Linda Weiss steht vor einem großen, grauen Wärmeschrank am Lehrstuhl für Evolutionsökologie und Biodiversität der Tiere der Ruhr-Universität Bochum. In den Fächern im Inneren gut drei Dutzend mit trübem Wasser gefüllte Einmachgläser, in dem winzige Tierchen schwimmen. Daphnien, auch Wasserflöhe genannt, gerade noch groß genug, um sie mit dem bloßen Auge zu betrachten.
"Die Daphnien bestehen aus einem zweischaligen Panzer, der ist nach vorne zur Bauchseite hin geöffnet, und darin befinden sich der Darm, die Filterbeinchen, die haben fünf Beinpaare, und dann haben die einen Kopf und zwei große Ruderantennen. Und die schwimmen halt und machen so hüpfende Bewegungen und deshalb werden die auch im Volksmund Wasserfloh genannt, weil die so rauf- und runterhüpfen."
Daphnien nehmen im Ökosystem eines Sees eine besondere Stellung ein. Sie stehen in der Nahrungskette zwischen den Pflanzen, von denen sie sich ernähren, und anderen Insekten und kleinen Fischen, von denen sie selbst gefressen werden. Wenn sich die Wasserflöhe nicht mehr wohl fühlen und sich ihre Anzahl im Wasser verändert, kann das also Auswirkungen auf den gesamten See haben.
Versauernde Seen im Sauerland
Deshalb fielen Linda Weiss die Tiere auch als erstes ein, als sie bei der Auswertung von Langzeitmessungen der Wasserqualität von vier großen Süßwasserseen im Sauerland auf Veränderungen stieß: Zwischen 1981 und 2015 hatte sich in allen Gewässern vermehrt das Klimagas CO2 angereichert. Was den pH-Wert des Wassers absinken, die Seen also versauern ließ.
"Was wir ganz klar sehen ist, dass der pH-Wert sich um 0,3 verringert hat, und der CO2 ist drei Mal so hoch geworden. Und das sind natürlich schon Werte, die signifikant sind, und das innerhalb von 35 Jahren."
Prognosen für die Ozeane sagen ein derartig starkes Absinken des pH-Wertes erst bis zum Ende des Jahrhunderts voraus. Die Süßwasserreservoirs könnten also von der Versauerung sogar stärker betroffen sein als die salzwasserhaltigen Meere. Bisher hatte dieses Phänomen aber niemand nachgewiesen oder die Auswirkungen auf Tiere und Pflanzen untersucht. Laura Weiss fragte sich deshalb, welche Folgen die chemischen Veränderungen im Wasser für die Daphnien haben könnten.
Bei mehr CO2 verteidigen sich Wasserflöhe schlechter
Ein Zeichen dafür, wie gut oder schlecht die Tiere mit der Wasserqualität zurechtkommen, ist ihr Verteidigungsverhalten. Normalerweise riechen Daphnien, wenn sich ein Fressfeind in der Nähe aufhält und verändern daraufhin die Form ihres Panzers so, dass es für die jeweiligen Räuber schwerer wird, sie zu fressen. Durch verlängerte Schwanzspitzen oder einen vergrößerten Kopfpanzer zum Beispiel. Bleibt diese Reaktion aus, stimmt etwas nicht.

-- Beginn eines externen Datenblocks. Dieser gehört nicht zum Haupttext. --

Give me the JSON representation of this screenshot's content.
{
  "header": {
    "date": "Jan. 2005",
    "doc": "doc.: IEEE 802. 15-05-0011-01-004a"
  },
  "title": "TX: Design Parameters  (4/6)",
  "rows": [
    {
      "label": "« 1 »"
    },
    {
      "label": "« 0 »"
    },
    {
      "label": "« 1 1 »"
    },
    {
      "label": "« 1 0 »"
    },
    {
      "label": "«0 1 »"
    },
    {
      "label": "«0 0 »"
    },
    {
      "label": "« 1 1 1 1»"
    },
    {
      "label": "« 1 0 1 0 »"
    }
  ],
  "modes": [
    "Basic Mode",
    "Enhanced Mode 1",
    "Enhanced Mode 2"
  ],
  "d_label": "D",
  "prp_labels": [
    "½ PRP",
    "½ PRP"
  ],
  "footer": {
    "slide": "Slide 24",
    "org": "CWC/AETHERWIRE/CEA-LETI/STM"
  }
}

"Wir wissen aus den Ozeanen, dass die Erhöhung des CO2-Wertes dazu führt dass die Tiere sich untereinander nicht mehr so gut wahrnehmen können. Die Beute kann ihren Räuber nicht mehr so gut detektieren, das führt also immer dazu, dass irgendwelche sensorischen Systeme durch das CO2 gestört werden. Und deshalb haben wird das untersucht und haben festgestellt, dass die Daphnien, die ja normalerweise morphologische Verteidigungen in Räuberanwesenheit ausbilden, dass die das dann nicht mehr so stark machen. Also die können das schon noch, aber nicht mehr so gut, wie sie das vorher mal konnten. Das heißt, die sind weniger verteidigt und haben dadurch auch ein höheres Risiko erbeutet zu werden."
Was macht das mit Seen und Seebewohnern?
Die experimentellen CO2-Werte, bei denen die Daphnien nicht mehr in der Lage waren, ihre Feinde zu erkennen und entsprechend zu reagieren, lagen zwar noch über den in den Seen tatsächlich gemessenen Werten, aber Laura Weiss hält es für wahrscheinlich, dass die Daphnien auch außerhalb des Labors bald mit CO2-Werten leben müssen, die ihre Überlebenschancen verschlechtern.
Welche Folgen das für das Ökosystems eines Sees hat und ob noch andere Tiere von der Versauerung betroffen sind, wollen die Forscherin und ihr Team deshalb als nächstes herausfinden.